Pictured here, Jonah Takagi, who was born in Tokyo, raised in Connecticut, and graduated from RISD in 2002. After graduation, Takagi built props for theater and TV, played in a rock band, and tinkered with furniture in his spare time. But this year, he basically won the lottery: After a string of awards that began in 2009, he was tapped as Bernhardt's American Design Honors 2010 Emerging Designer of the Year.
Takagi scored an production deal from New York retailer Matter, for his F/K/A Table Lamp.
At Noho Next, a satellite show organized by Sight Unseen, Takagi showed his Scaffold Shelving.
The shelves showed pristine craftsmanship.
Takagi's Bluff City Lights.
Another piece shown at Noho Next, by Uhuru, a firm started by 2004 RISD graduates Jason Horvath and Bill Hilgendorf. The Cyclone lounger was crafted from wood reclaimed from the demolished Coney Island Boardwalk, and it's shape references the legendary Cyclone roller coaster.
Uhuru's Wonder and Drop Tables, which are also part of the Coney Island line.
Also at the Noho Next show, Xavier Manosa and Alex Trochut's Manga series of vases and wall pieces, which are easy to picture in Kanye West's dream home.
At the fair itself, waaaaay in the back where the booths are cheapest, three students from Sweden's Konstfack School of Arts and Design managed to scrape together the funds for a remarkably polished debut. Bengt Brummer, John Astbury, and Karin Wallenbeck call themselves the What's What Collective...
...and they showed three clever lamps.
Each of them can be mechanically dimmed or transformed. This lamp can be configured as a room-filling up-light ...
... but with the pull of a drawstring, it transforms into an overhead pendant.
This one has a simple mechanical arm ...
... and it can be dimmed simply by pushing it down.
Also at the fair, several students and recent grads showed off work at the ICFF studio, sponsored by Bernhardt. The company paid for the booth--the students selected just had to get there.

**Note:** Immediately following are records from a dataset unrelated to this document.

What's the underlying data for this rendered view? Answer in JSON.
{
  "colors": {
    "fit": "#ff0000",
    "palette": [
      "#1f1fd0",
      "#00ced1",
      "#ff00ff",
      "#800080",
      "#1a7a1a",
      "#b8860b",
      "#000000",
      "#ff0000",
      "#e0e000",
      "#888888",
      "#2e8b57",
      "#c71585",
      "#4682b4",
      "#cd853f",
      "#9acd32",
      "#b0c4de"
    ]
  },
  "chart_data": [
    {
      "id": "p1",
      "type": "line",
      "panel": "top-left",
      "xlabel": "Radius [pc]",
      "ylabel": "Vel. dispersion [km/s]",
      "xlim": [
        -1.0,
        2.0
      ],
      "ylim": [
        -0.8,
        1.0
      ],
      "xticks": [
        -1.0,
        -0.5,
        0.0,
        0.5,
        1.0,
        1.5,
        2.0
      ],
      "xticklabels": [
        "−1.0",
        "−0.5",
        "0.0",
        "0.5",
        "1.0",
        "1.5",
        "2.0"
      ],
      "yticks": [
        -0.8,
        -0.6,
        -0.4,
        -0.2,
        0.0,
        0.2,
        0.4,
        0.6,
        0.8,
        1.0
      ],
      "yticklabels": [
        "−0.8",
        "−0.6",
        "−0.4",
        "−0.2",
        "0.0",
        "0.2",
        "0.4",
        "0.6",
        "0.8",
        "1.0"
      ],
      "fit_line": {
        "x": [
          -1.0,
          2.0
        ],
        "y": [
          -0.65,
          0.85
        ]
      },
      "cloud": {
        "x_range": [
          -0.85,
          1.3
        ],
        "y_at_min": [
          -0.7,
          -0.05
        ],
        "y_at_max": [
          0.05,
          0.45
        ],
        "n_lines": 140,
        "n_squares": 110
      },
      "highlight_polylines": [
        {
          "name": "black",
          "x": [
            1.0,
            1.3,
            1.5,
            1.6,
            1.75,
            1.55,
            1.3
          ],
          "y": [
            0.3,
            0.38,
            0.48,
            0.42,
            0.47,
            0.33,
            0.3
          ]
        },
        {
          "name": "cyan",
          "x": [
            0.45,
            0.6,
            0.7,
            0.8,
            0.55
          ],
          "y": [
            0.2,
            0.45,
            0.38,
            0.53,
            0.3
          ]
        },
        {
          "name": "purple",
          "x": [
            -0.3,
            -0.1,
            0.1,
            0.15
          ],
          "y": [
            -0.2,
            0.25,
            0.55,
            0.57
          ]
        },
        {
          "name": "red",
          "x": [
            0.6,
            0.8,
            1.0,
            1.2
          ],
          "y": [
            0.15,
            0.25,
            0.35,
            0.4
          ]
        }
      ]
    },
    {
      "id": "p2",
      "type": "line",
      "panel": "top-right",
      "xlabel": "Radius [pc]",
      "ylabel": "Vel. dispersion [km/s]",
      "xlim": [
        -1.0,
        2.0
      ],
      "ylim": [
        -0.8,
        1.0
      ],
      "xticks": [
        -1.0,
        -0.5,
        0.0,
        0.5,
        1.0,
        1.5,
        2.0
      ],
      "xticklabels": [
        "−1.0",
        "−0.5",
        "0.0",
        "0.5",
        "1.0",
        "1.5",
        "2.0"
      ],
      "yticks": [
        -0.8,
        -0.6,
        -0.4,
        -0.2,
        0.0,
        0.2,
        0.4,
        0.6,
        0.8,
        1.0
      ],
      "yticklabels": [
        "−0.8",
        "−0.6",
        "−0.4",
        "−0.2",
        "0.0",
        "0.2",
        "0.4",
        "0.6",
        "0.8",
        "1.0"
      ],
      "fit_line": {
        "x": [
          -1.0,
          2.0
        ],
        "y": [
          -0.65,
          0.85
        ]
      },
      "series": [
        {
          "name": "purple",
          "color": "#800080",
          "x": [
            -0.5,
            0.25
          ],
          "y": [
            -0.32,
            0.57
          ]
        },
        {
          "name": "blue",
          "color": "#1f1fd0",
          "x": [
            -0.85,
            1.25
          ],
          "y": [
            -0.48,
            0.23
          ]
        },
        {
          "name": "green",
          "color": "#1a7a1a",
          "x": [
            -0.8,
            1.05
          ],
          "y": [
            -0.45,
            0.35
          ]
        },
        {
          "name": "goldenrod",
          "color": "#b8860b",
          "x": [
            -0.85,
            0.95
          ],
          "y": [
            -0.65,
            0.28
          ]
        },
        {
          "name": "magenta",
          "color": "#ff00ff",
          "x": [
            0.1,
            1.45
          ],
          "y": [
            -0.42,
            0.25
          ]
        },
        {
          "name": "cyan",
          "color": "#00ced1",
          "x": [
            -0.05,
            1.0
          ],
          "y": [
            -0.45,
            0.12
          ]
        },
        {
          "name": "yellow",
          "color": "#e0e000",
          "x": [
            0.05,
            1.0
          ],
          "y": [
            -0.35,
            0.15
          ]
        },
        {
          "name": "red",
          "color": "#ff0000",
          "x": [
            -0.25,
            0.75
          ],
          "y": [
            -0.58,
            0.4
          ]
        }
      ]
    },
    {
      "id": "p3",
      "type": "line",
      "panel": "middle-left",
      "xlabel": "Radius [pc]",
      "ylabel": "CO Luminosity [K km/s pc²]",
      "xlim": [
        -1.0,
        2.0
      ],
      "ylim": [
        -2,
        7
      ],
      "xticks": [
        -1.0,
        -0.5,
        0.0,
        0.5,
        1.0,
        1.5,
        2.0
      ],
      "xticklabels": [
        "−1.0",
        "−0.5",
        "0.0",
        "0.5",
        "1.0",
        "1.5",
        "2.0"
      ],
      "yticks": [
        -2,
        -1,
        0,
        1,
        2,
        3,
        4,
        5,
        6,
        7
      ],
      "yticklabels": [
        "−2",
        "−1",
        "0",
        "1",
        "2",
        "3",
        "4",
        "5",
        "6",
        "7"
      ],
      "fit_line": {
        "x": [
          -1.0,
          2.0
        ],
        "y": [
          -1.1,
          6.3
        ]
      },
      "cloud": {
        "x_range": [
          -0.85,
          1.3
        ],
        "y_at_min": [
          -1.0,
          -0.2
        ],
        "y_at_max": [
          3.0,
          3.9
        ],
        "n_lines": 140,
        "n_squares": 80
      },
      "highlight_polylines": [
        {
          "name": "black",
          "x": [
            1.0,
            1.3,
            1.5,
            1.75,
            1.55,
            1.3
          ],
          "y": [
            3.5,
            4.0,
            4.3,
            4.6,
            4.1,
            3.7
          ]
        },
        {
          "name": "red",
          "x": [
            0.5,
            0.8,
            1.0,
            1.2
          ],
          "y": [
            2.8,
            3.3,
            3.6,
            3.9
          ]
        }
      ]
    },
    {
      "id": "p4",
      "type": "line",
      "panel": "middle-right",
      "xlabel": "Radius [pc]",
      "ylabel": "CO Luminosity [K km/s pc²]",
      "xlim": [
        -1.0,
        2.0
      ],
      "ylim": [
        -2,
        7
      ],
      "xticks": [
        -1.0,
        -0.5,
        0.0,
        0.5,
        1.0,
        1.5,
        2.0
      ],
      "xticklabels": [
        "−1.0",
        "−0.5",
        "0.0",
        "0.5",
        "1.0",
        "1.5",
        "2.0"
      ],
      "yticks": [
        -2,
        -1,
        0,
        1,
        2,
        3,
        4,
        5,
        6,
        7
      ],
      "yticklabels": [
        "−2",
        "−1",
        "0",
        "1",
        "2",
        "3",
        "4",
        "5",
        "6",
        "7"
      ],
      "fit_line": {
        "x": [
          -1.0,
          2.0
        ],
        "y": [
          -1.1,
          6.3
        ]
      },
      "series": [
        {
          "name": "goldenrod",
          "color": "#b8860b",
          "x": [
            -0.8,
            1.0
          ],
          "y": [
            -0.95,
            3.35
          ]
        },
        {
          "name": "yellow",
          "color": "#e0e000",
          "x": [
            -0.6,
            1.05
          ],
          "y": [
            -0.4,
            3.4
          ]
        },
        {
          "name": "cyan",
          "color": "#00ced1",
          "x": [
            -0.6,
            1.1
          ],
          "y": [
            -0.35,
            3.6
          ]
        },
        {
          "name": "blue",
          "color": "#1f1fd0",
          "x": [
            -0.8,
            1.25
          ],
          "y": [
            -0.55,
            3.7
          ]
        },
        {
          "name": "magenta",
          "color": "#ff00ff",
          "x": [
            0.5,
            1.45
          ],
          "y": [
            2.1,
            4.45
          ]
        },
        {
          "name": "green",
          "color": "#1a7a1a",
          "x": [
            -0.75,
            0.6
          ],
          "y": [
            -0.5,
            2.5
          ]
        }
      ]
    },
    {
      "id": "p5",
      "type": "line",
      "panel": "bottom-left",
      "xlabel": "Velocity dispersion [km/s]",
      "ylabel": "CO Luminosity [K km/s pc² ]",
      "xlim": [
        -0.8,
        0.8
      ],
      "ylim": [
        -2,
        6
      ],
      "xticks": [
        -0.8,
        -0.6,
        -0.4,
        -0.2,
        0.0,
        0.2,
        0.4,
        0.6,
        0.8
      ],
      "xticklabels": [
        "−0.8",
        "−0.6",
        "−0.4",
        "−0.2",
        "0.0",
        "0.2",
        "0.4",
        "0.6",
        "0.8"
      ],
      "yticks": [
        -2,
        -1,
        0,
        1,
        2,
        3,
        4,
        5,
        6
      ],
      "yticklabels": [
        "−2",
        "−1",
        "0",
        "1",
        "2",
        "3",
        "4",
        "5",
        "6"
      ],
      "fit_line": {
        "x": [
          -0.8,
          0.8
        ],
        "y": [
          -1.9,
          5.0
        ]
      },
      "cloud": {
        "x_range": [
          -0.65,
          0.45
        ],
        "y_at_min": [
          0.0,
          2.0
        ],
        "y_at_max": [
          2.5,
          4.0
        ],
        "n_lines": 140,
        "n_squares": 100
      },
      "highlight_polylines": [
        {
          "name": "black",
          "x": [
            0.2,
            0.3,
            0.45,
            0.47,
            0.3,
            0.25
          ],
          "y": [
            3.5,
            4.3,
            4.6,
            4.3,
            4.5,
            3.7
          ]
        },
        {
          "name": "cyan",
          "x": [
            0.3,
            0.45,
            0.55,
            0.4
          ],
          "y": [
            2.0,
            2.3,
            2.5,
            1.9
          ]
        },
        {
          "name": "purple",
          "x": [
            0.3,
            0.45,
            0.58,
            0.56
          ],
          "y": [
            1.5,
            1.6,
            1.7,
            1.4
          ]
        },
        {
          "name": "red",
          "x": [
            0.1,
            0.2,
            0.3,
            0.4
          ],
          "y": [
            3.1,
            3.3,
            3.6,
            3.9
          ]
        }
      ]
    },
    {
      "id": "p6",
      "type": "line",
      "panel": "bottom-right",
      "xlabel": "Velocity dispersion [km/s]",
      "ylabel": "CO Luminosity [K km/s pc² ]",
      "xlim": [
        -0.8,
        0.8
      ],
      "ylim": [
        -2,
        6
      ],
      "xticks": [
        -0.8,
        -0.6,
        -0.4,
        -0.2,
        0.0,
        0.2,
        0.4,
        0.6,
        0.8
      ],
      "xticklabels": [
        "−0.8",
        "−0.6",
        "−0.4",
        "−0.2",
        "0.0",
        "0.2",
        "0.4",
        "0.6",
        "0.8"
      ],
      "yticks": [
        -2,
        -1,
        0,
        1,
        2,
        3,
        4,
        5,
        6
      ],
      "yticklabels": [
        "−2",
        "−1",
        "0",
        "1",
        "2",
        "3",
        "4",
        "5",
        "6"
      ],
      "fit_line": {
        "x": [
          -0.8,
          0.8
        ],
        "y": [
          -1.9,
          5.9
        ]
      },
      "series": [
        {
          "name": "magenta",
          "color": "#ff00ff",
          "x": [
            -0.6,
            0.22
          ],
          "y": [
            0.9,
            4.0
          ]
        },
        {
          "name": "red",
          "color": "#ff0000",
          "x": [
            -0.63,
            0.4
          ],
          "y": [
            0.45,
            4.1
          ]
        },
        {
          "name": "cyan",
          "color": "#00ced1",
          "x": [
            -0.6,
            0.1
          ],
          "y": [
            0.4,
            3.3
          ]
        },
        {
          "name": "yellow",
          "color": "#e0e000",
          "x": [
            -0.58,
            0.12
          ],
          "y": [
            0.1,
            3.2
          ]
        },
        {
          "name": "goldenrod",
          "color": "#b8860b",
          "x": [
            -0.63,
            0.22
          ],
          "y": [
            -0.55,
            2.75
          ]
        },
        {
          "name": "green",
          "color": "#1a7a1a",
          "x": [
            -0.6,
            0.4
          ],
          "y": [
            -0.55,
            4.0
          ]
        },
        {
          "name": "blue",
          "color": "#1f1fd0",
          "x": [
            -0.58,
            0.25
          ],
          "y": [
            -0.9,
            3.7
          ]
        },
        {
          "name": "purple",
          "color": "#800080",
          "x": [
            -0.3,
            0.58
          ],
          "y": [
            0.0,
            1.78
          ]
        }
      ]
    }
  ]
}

Here, Jacob Nitz, who's still a student at the University of Cincinnati and plies his work as Amirite Design.
Nitz created the CNNCT chairs, as part of a graduation project where he's creating a single, branded line.
The chairs have felt slipcovers that also have pouches for storage.
The brothers Wills: Chase (seated) and Nathan. The two work together as Level Design. Chase is trained as an industrial designer; Nathan, who studied car design, actually has a piece on display at the National Design Triennial: A plug-in hybrid van. http://exhibitions.cooperhewitt.org/Why-Design-Now/project/idea-plug-in-hybrid-electric-fleet-vehicle
The two collaborated on Hyve, a stacking shelving and room-divider system.
Brooke Woosley, a recent graduate of the Art Center College of Design in Pasadena. She's standing in front of Chloros, a lit, wall-mounted display for showing off curios.
Woosley's Oru coffee table, created from a single sheet of metal and inspired by origami.